Over the last two days, I have had the wonderful opportunity to talk with numerous staff. Many were immigrants as teens or children when their parent/s came as refugees/immigrants to the US. A few others were trained outside the US and moved here for further training. Or to use the skills they had learned from books but had no opportunity to use at home due to lack of facilities/equipment.  And here is where the moral/ethical considerations come into play. Countries that can barely afford basic health care, in fact generally not able to provide much of anything due to lack of funds/infrastructure/political will can not afford to train individuals who then leave to practice elsewhere. Or can they? There are those countries which actively produce excess providers knowing they will go overseas and send their salaries home to family remaining in country. The classic example with which we are all familiar is the Philippines which has citizens working everywhere else in the world in hospitals to ships in order to make more than at home.

Where are they from? Africa, the Caribbean, Indian subcontinent, Central America. All well qualified, all feeling like they are actively contributing. With rare exception, they couldn’t do this level of work at home (see comment about lack of everything above). Would they go home? Maybe. If there wasn’t civil unrest, if there was a chance to practice high acuity medicine, if there was family to go back to, if there were excellent schools for their children, if they weren’t looking at massive overcrowding and primitive living conditions.
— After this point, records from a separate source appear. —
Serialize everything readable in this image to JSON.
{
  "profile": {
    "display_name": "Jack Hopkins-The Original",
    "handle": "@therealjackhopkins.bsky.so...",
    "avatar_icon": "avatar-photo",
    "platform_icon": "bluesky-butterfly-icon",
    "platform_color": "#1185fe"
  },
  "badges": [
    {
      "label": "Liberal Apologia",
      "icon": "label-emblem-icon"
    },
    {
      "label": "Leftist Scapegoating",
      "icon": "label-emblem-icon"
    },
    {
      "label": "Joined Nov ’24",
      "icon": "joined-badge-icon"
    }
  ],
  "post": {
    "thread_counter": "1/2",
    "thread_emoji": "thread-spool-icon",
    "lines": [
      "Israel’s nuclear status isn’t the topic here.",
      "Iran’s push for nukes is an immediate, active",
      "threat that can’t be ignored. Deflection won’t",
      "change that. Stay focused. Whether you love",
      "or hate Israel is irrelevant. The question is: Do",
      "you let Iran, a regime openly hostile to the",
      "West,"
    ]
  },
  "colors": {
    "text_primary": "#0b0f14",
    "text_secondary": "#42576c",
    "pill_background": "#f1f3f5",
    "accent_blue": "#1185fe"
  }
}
Can we [US] continue to deliver the standard of care that we except to receive as patients without immigrants? Obviously not in some areas of the country, perhaps not in most. Maybe so in others where there are bountiful training opportunities and young people who want to stay locally (see San Francisco).  Can we do something in return for those countries which are loaning us health care professionals? Probably, and not just the Gates Foundation or those Universities which have research projects or limited partnerships.  All of what could be done is well above my paygrade as the old saying goes. But these are things to think about. And to seriously understand what is going to be the US future if we seriously curtail immigration.

 

About Holly

fiber person - knitter, spinner, weaver who spent 33 years being a military officer to fund the above. And home. And family. Sewing and quilting projects are also in the stash. After living again in Heidelberg after retiring (finally) from the U.S. Army May 2011, we moved to the US ~ Dec 2015. Something about being over 65 and access to health care. It also might have had to do with finding a buyer for our house. Allegedly this will provide me a home base in the same country as our four adult children, all of whom I adore, so that I can drive them totally insane. Considerations of time to knit down the stash…(right, and if you believe that…) and spin and .... There is now actually enough time to do a bit of consulting, editing. Even more amazing - we have only one household again. As long as everyone understands that I still, 40 years into our marriage, don't do kitchens or bathrooms. For that matter, not being a golden retriever, I don't do slippers or newspapers either. I don’t miss either the military or full-time clinical practice. Limiting my public health/travel med/consulting and lecturing to “when I feel like it” has let me happily spend my pension cruising, stash enhancing (oops), arguing with the DH about where we are going to travel next and book buying. Life is good!